Opinion columnist Mohammad Rawwas calls for discussion about police brutality and crime and the role they play in society today.


The structural critique of the police remains the same: their role is to enforce a property regime necessary for the functioning of capitalism, and any collateral is quite simply that, an unintended yet quietly accepted side effect of the necessary way in which they must operate in order to fulfill such a function.

However, the phenomenological critique of incidents of police brutality, often police killings, proceeds differently, though not incompatibly. Capitalism gives rise to such a level of individuation and alienation that everyone approaches everyone else as a potential danger, purely from the perspective of what that person could do to them as an individual, whether as a benefit or as a harm, as a use or as a danger.

This is to experience your fellow human beings as pure means rather than, as Kant would have it, as ends in themselves. This phenomenological reality is what results in police killings to the extent and frequency that they do occur, and we can see this same dynamic also give rise to phenomenon such as the racially-code suburban fear of crime, as well as the often-paranoid fear of public violence done against women (which often elides the sheer frequency of domestic violence and the reality that the majority of sex trafficking victims are male).

If we are to see a decrease in police violence, this will necessitate a general, fundamental change in the way that society views itself, in the way the strangers interact with strangers in general. However, this is a structural impossibility: only with massive upheavals in society, namely in material conditions and the prevailing mode of production, can this sort of relation to each other truly flourish. Capitalism is, after all, the ideology of utility, of pursuing one’s own self-interest, of relating to other people purely through the medium of the market, where the only relevant question is what commodity or monetary value do you have that I want and can trade you for. As Marx says, material relations between people become social relations between things.

On another note, some have pointed out the statistical unlikelihood of police encounters ending in death, and, have wondered why people who discuss police brutality do not seem to care as much about, say, crime, which seemingly has more harmful effects overall. The reality is that people form narratives around what is politically expedient for them, and in the current discourse what is deemed relevant or newsworthy, in both the liberal and conservative imagination, usually depends on the identities of the perpetrators and the victims.

This also speaks to a drying up of imagination of considering crime as something that is a necessary background that cannot be changed, while it is only police brutality that is unnecessary and can be remedied, when in reality they can both be addressed, as they both arise from the same source (the property regime).

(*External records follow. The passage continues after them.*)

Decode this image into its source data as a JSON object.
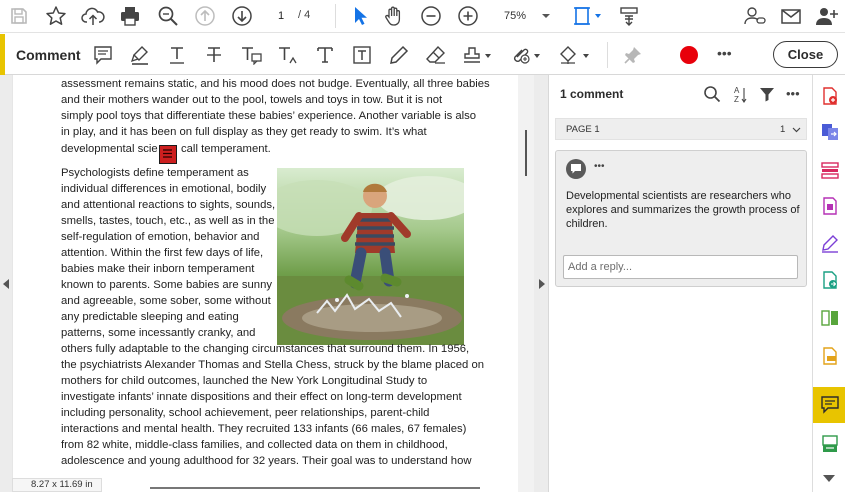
{
  "toolbar": {
    "page_current": "1",
    "page_total": "/ 4",
    "zoom": "75%"
  },
  "comment_bar": {
    "title": "Comment",
    "close_label": "Close",
    "more": "•••"
  },
  "document": {
    "para1": [
      "assessment remains static, and his mood does not budge. Eventually, all three babies",
      "and their mothers wander out to the pool, towels and toys in tow. But it is not",
      "simply pool toys that differentiate these babies’ experience. Another variable is also",
      "in play, and it has been on full display as they get ready to swim. It’s what"
    ],
    "line5_a": "developmental scie",
    "line5_b": "call temperament.",
    "para2": [
      "Psychologists define temperament as",
      "individual differences in emotional, bodily",
      "and attentional reactions to sights, sounds,",
      "smells, tastes, touch, etc., as well as in the",
      "self-regulation of emotion, behavior and",
      "attention. Within the first few days of life,",
      "babies make their inborn temperament",
      "known to parents. Some babies are sunny",
      "and agreeable, some sober, some without",
      "any predictable sleeping and eating",
      "patterns, some incessantly cranky, and"
    ],
    "para3": [
      "others fully adaptable to the changing circumstances that surround them. In 1956,",
      "the psychiatrists Alexander Thomas and Stella Chess, struck by the blame placed on",
      "mothers for child outcomes, launched the New York Longitudinal Study to",
      "investigate infants’ innate dispositions and their effect on long-term development",
      "including personality, school achievement, peer relationships, parent-child",
      "interactions and mental health. They recruited 133 infants (66 males, 67 females)",
      "from 82 white, middle-class families, and collected data on them in childhood,",
      "adolescence and young adulthood for 32 years. Their goal was to understand how"
    ],
    "page_size": "8.27 x 11.69 in"
  },
  "panel": {
    "count_label": "1 comment",
    "page_label": "PAGE 1",
    "page_count": "1",
    "comment_text": "Developmental scientists are researchers who explores and summarizes the growth process of children.",
    "reply_placeholder": "Add a reply...",
    "more": "•••"
  },
  "colors": {
    "accent_blue": "#1473e6",
    "highlight_yellow": "#e8c400",
    "record_red": "#e8000b",
    "note_red": "#cc1f1f"
  }
}
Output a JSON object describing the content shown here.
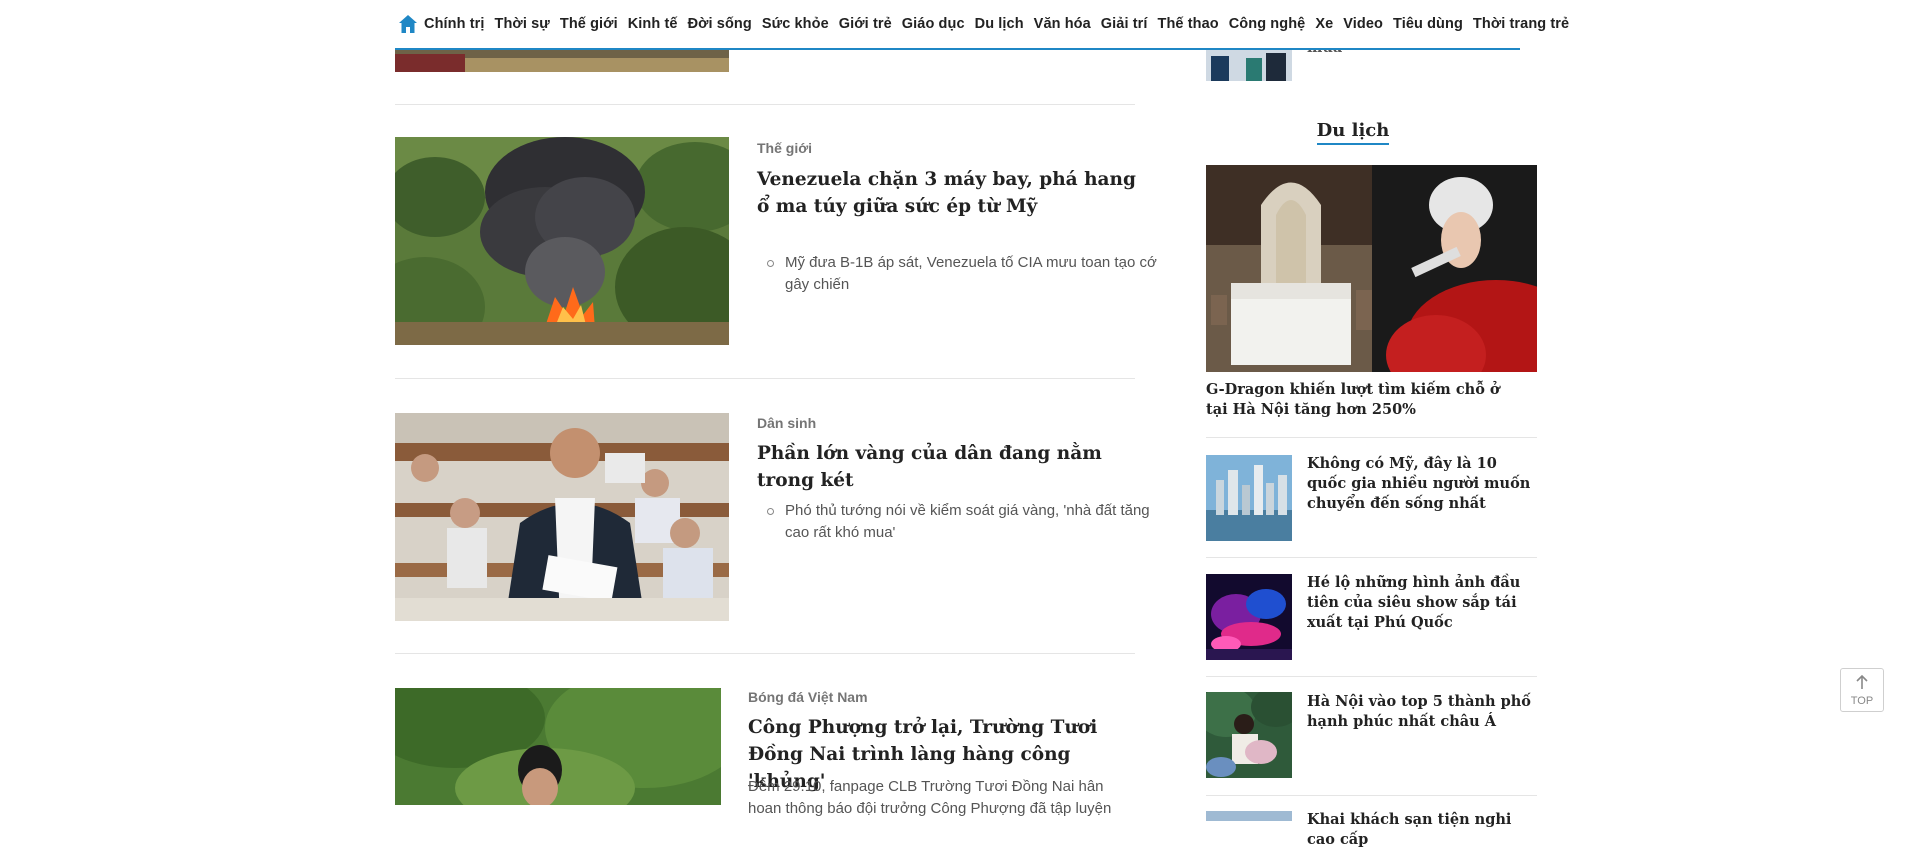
{
  "nav": {
    "home_icon": "home-icon",
    "items": [
      "Chính trị",
      "Thời sự",
      "Thế giới",
      "Kinh tế",
      "Đời sống",
      "Sức khỏe",
      "Giới trẻ",
      "Giáo dục",
      "Du lịch",
      "Văn hóa",
      "Giải trí",
      "Thế thao",
      "Công nghệ",
      "Xe",
      "Video",
      "Tiêu dùng",
      "Thời trang trẻ"
    ]
  },
  "articles": [
    {
      "category": "Thế giới",
      "title": "Venezuela chặn 3 máy bay, phá hang ổ ma túy giữa sức ép từ Mỹ",
      "related": "Mỹ đưa B-1B áp sát, Venezuela tố CIA mưu toan tạo cớ gây chiến"
    },
    {
      "category": "Dân sinh",
      "title": "Phần lớn vàng của dân đang nằm trong két",
      "related": "Phó thủ tướng nói về kiểm soát giá vàng, 'nhà đất tăng cao rất khó mua'"
    },
    {
      "category": "Bóng đá Việt Nam",
      "title": "Công Phượng trở lại, Trường Tươi Đồng Nai trình làng hàng công 'khủng'",
      "sapo": "Đêm 29.10, fanpage CLB Trường Tươi Đồng Nai hân hoan thông báo đội trưởng Công Phượng đã tập luyện"
    }
  ],
  "sidebar": {
    "section_title": "Du lịch",
    "top_partial_title": "mua",
    "featured_title": "G-Dragon khiến lượt tìm kiếm chỗ ở tại Hà Nội tăng hơn 250%",
    "items": [
      {
        "title": "Không có Mỹ, đây là 10 quốc gia nhiều người muốn chuyển đến sống nhất"
      },
      {
        "title": "Hé lộ những hình ảnh đầu tiên của siêu show sắp tái xuất tại Phú Quốc"
      },
      {
        "title": "Hà Nội vào top 5 thành phố hạnh phúc nhất châu Á"
      },
      {
        "title": "Khai khách sạn tiện nghi cao cấp"
      }
    ]
  },
  "top_button": {
    "label": "TOP",
    "icon": "arrow-up-icon"
  },
  "colors": {
    "accent": "#1f87c5",
    "text": "#222222",
    "muted": "#757575"
  }
}
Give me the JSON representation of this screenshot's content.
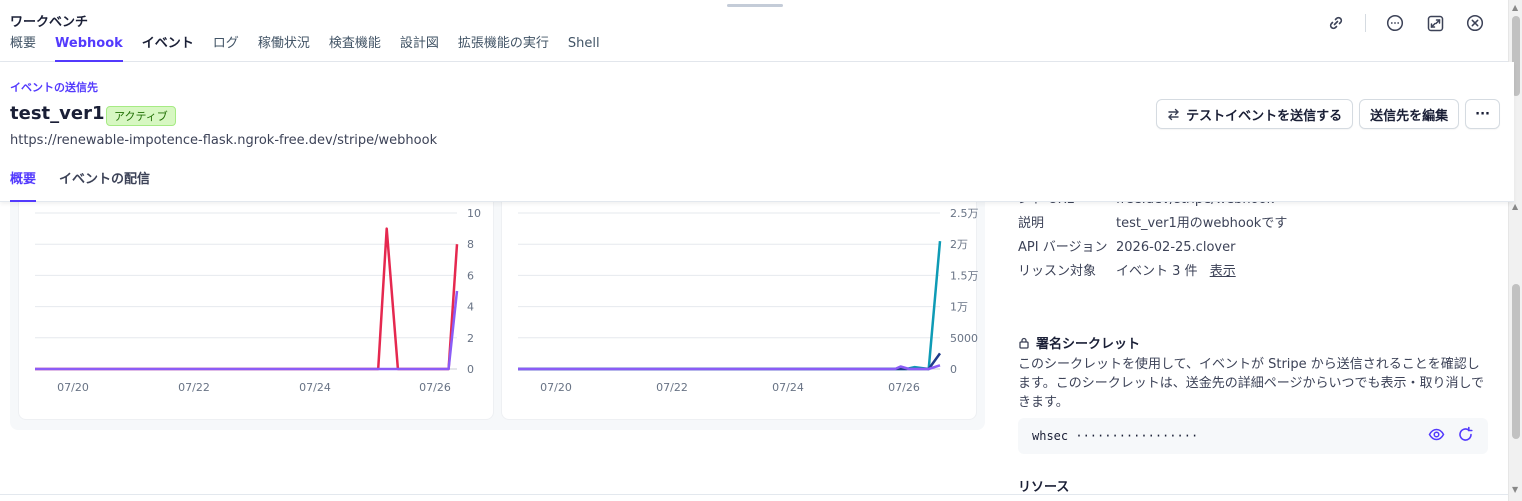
{
  "app_title": "ワークベンチ",
  "nav_tabs": [
    "概要",
    "Webhook",
    "イベント",
    "ログ",
    "稼働状況",
    "検査機能",
    "設計図",
    "拡張機能の実行",
    "Shell"
  ],
  "endpoint": {
    "kicker": "イベントの送信先",
    "name": "test_ver1",
    "status": "アクティブ",
    "url": "https://renewable-impotence-flask.ngrok-free.dev/stripe/webhook"
  },
  "actions": {
    "send_test": "テストイベントを送信する",
    "edit": "送信先を編集",
    "more": "···"
  },
  "sub_tabs": [
    "概要",
    "イベントの配信"
  ],
  "details": {
    "partial_label": "ント URL",
    "partial_value": "free.dev/stripe/webhook",
    "description_label": "説明",
    "description_value": "test_ver1用のwebhookです",
    "api_label": "API バージョン",
    "api_value": "2026-02-25.clover",
    "listen_label": "リッスン対象",
    "listen_value": "イベント 3 件",
    "listen_link": "表示"
  },
  "secret": {
    "title": "署名シークレット",
    "description": "このシークレットを使用して、イベントが Stripe から送信されることを確認します。このシークレットは、送金先の詳細ページからいつでも表示・取り消しできます。",
    "value": "whsec ·················"
  },
  "resources_title": "リソース",
  "colors": {
    "accent": "#533afd",
    "red_series": "#e5284f",
    "purple_series": "#8b5cf6",
    "teal_series": "#0e9bb5",
    "navy_series": "#1f3a8a"
  },
  "chart_data": [
    {
      "type": "line",
      "x_ticks": [
        "07/20",
        "07/22",
        "07/24",
        "07/26"
      ],
      "y_ticks": [
        "0",
        "2",
        "4",
        "6",
        "8",
        "10"
      ],
      "ylim": [
        0,
        10
      ],
      "xlim": [
        0,
        7.5
      ],
      "series": [
        {
          "color": "#e5284f",
          "points": [
            [
              0,
              0
            ],
            [
              6.1,
              0
            ],
            [
              6.25,
              9
            ],
            [
              6.45,
              0
            ],
            [
              7.35,
              0
            ],
            [
              7.5,
              8
            ]
          ]
        },
        {
          "color": "#8b5cf6",
          "points": [
            [
              0,
              0
            ],
            [
              7.35,
              0
            ],
            [
              7.5,
              5
            ]
          ]
        }
      ]
    },
    {
      "type": "line",
      "x_ticks": [
        "07/20",
        "07/22",
        "07/24",
        "07/26"
      ],
      "y_ticks": [
        "0",
        "5000",
        "1万",
        "1.5万",
        "2万",
        "2.5万"
      ],
      "ylim": [
        0,
        25000
      ],
      "xlim": [
        0,
        7.5
      ],
      "series": [
        {
          "color": "#0e9bb5",
          "points": [
            [
              0,
              0
            ],
            [
              6.9,
              0
            ],
            [
              7.05,
              300
            ],
            [
              7.3,
              0
            ],
            [
              7.5,
              20500
            ]
          ]
        },
        {
          "color": "#1f3a8a",
          "points": [
            [
              0,
              0
            ],
            [
              7.3,
              0
            ],
            [
              7.5,
              2500
            ]
          ]
        },
        {
          "color": "#8b5cf6",
          "points": [
            [
              0,
              0
            ],
            [
              6.7,
              0
            ],
            [
              6.8,
              400
            ],
            [
              6.95,
              0
            ],
            [
              7.3,
              0
            ],
            [
              7.5,
              600
            ]
          ]
        }
      ]
    }
  ]
}
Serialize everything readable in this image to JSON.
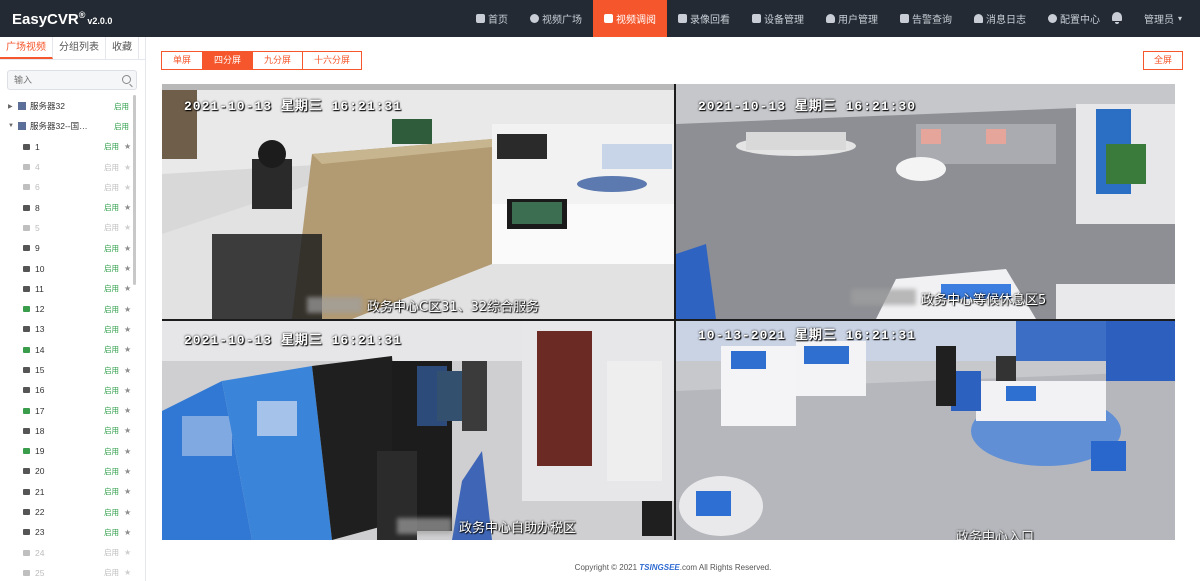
{
  "app": {
    "name": "EasyCVR",
    "reg": "®",
    "version": "v2.0.0"
  },
  "nav": [
    {
      "label": "首页"
    },
    {
      "label": "视频广场"
    },
    {
      "label": "视频调阅",
      "active": true
    },
    {
      "label": "录像回看"
    },
    {
      "label": "设备管理"
    },
    {
      "label": "用户管理"
    },
    {
      "label": "告警查询"
    },
    {
      "label": "消息日志"
    },
    {
      "label": "配置中心"
    }
  ],
  "user": {
    "label": "管理员"
  },
  "sidebar": {
    "tabs": [
      "广场视频",
      "分组列表",
      "收藏"
    ],
    "search_placeholder": "输入",
    "servers": [
      {
        "name": "服务器32",
        "status": "启用",
        "expanded": false
      },
      {
        "name": "服务器32--国税...",
        "status": "启用",
        "expanded": true
      }
    ],
    "channels": [
      {
        "name": "1",
        "status": "启用",
        "online": true
      },
      {
        "name": "4",
        "status": "启用",
        "online": false
      },
      {
        "name": "6",
        "status": "启用",
        "online": false
      },
      {
        "name": "8",
        "status": "启用",
        "online": true
      },
      {
        "name": "5",
        "status": "启用",
        "online": false
      },
      {
        "name": "9",
        "status": "启用",
        "online": true
      },
      {
        "name": "10",
        "status": "启用",
        "online": true
      },
      {
        "name": "11",
        "status": "启用",
        "online": true
      },
      {
        "name": "12",
        "status": "启用",
        "online": true,
        "green": true
      },
      {
        "name": "13",
        "status": "启用",
        "online": true
      },
      {
        "name": "14",
        "status": "启用",
        "online": true,
        "green": true
      },
      {
        "name": "15",
        "status": "启用",
        "online": true
      },
      {
        "name": "16",
        "status": "启用",
        "online": true
      },
      {
        "name": "17",
        "status": "启用",
        "online": true,
        "green": true
      },
      {
        "name": "18",
        "status": "启用",
        "online": true
      },
      {
        "name": "19",
        "status": "启用",
        "online": true,
        "green": true
      },
      {
        "name": "20",
        "status": "启用",
        "online": true
      },
      {
        "name": "21",
        "status": "启用",
        "online": true
      },
      {
        "name": "22",
        "status": "启用",
        "online": true
      },
      {
        "name": "23",
        "status": "启用",
        "online": true
      },
      {
        "name": "24",
        "status": "启用",
        "online": false
      },
      {
        "name": "25",
        "status": "启用",
        "online": false
      }
    ]
  },
  "toolbar": {
    "split_options": [
      "单屏",
      "四分屏",
      "九分屏",
      "十六分屏"
    ],
    "active_split": "四分屏",
    "fullscreen_label": "全屏"
  },
  "videos": [
    {
      "timestamp": "2021-10-13  星期三  16:21:31",
      "caption": "政务中心C区31、32综合服务"
    },
    {
      "timestamp": "2021-10-13  星期三  16:21:30",
      "caption": "政务中心等候休息区5"
    },
    {
      "timestamp": "2021-10-13  星期三  16:21:31",
      "caption": "政务中心自助办税区"
    },
    {
      "timestamp": "10-13-2021  星期三  16:21:31",
      "caption": "政务中心入口"
    }
  ],
  "footer": {
    "prefix": "Copyright © 2021 ",
    "brand": "TSINGSEE",
    "suffix": ".com All Rights Reserved."
  }
}
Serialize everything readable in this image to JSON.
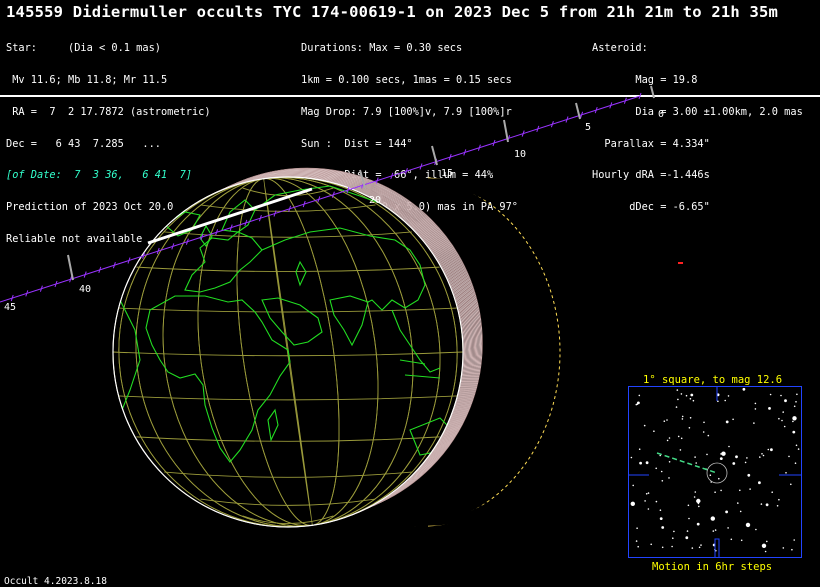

It is important to note that what should be considered important to discuss needs to be based on some criteria that moves beyond identity, yet also beyond mere statistics, and should really be about what can be tied to a structural critique.

Both police brutality and crime should be discussed, because they both arise from structure. There is no objective criteria, but partisan politicizing is also unhelpful. Finally, it has also been noted that telling people not to comply with police will increase the likelihood that they will die, and should probably not be advocated for. This is invariably true, though it is an unfortunate circumstance to be placed in in the first place.